Jeden z naszych czytelników zapytał, jak się dowiedzieć, ile ma długów? Historia jego zobowiązań sięga lat 90. i sam dokładnie nie pamięta gdzie, u kogo i na jaką kwotę się zadłużał. Po ukończeniu studiów, w pierwszej pracy, jego pensja była zbyt mała, żeby spełniać najpilniejsze potrzeby. Pożyczał drobne kwoty w pozabankowych firmach, kupował artykuły gospodarstwa domowego w systemach ratalnych (pralka, telewizor, meble), korzystał z limitów debetowych na kontach, używał kart kredytowych i czasem nie uiszczał podatku. Dumny jest jedynie z tego, że ZUS płacił zawsze na czas.
Doskonale pamięta największe zobowiązanie, jakie zaciągnął u jednego „dawcy”. To 25 tys. zł w Banku Millennium. Jak sam opowiada, ten dług powstał w wyniku braku samokontroli i banku, i jego. Bank obdarował go kartą kredytową z limitem wypłaty w kwocie 5 tys. zł. Nasz dłużnik przez kilka miesięcy regularnie uzupełniał saldo na karcie, aż nadszedł czas, kiedy jego sytuacja materialna znacznie się pogorszyła i karta została „wyczyszczona”. Kiedy ruszył kolejny miesiąc rozliczeniowy, z ciekawości włożył kartę do bankomatu, aby sprawdzić zerowe saldo plastikowego portfela. Jakie było jego zdziwienie, kiedy na ekranie pojawiła się okrągła kwota 5 tys. zł?! Nie posiadał się z radości, że bank się pomylił i czym prędzej, w obawie, że czar pryśnie, wypłacił pieniądze w całej kwocie.
Historia jak z bajki powtórzyła się jeszcze w kolejnych trzech okresach rozliczeniowych i bank przez swoje roztargnienie pożyczył dłużnikowi w sumie 25 tys. zł
Kredytodawca wysłał kilka informacji (nie były to wezwania do zapłaty) o saldzie zadłużenia, ale w wyniku przeciągającego się kryzysu dłużnik go nie regulował. Po roku od ostatniej wypłaty z karty dłużnik udał się do oddziału banku z tysiącem złotych w dłoni, żeby zacząć spłacać swoje zobowiązanie. Bał się, że spotka go wiele uwag ze strony bankowców, a tymczasem otrzymał kolejną miłą wiadomość: „Pan nie ma u nas długu”.
„Pana wierzycielem jest teraz firma windykacyjna”
„Na pańskim koncie nie ma ujemnego salda.
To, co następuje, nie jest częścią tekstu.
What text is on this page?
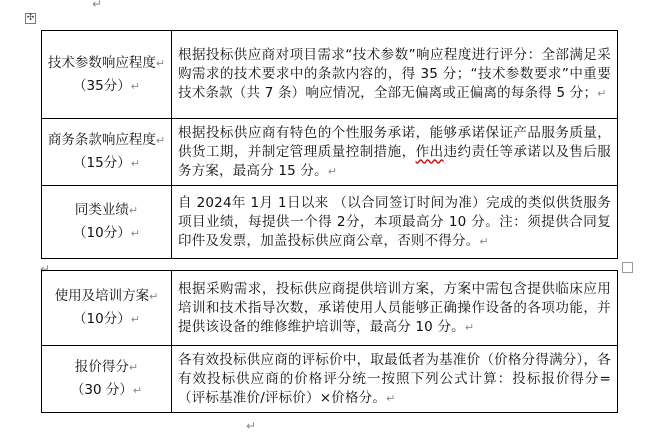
✣
↵
技术参数响应程度↵
（35分）↵	根据投标供应商对项目需求“技术参数”响应程度进行评分：全部满足采购需求的技术要求中的条款内容的，得 35 分；“技术参数要求”中重要技术条款（共 7 条）响应情况，全部无偏离或正偏离的每条得 5 分；↵

商务条款响应程度↵
（15分）↵	根据投标供应商有特色的个性服务承诺，能够承诺保证产品服务质量，供货工期，并制定管理质量控制措施，作出违约责任等承诺以及售后服务方案，最高分 15 分。↵

同类业绩↵
（10分）↵	自 2024年 1月 1日以来 （以合同签订时间为准）完成的类似供货服务项目业绩，每提供一个得 2分，本项最高分 10 分。注：须提供合同复印件及发票，加盖投标供应商公章，否则不得分。↵
↵
使用及培训方案↵
（10分）↵	根据采购需求，投标供应商提供培训方案，方案中需包含提供临床应用培训和技术指导次数，承诺使用人员能够正确操作设备的各项功能，并提供该设备的维修维护培训等，最高分 10 分。↵

报价得分↵
（30 分）↵	各有效投标供应商的评标价中，取最低者为基准价（价格分得满分），各有效投标供应商的价格评分统一按照下列公式计算：投标报价得分=（评标基准价/评标价）×价格分。↵
↵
W Biurze Informacji Kredytowej też pan nie figuruje” (był 2001 r. i BIK nie było wówczas wykorzystywane jak teraz, kiedy pojawia się w nim informacja o kredytobiorcy tuż po zaciągnięciu kredytu). Nasz bohater odetchnął z ulgą, bo mógł dalej korzystać z życia kredytobiorcy. Od 2004 r. przestał żyć za pożyczone pieniądze. Stworzył rodzinę, znalazł dobrą pracę i dzisiaj szuka odpowiedzi na pytanie, ile z tych długów, które za młodu narobił, ożyje?
Z archiwum…
Dwa miesiące temu od jednej z wrocławskich firm windykacyjnych przyszło wezwanie do zapłaty. Z pisma dowiadujemy się, że do dzisiaj na koncie wierzyciela, którym jest fundusz powiązany z firmą windykacyjną, nie odnotowano spłaty zaległości z tytułu umowy nr… z dnia 26 czerwca 2001 r. zawartej z Provident Polska SA (wiek sprawy to 13 lat!). Dług opiewa na blisko 3 tys. zł. Z tekstu dowiadujemy się, że jeśli dłużnik nie wpłaci tej kwoty, to zostanie wyłączony z windykacji polubownej i sprawa zostanie skierowana do sądu. Żeby pobudzić wyobraźnię adresata, do listu został załączony wzór pozwu sądowego.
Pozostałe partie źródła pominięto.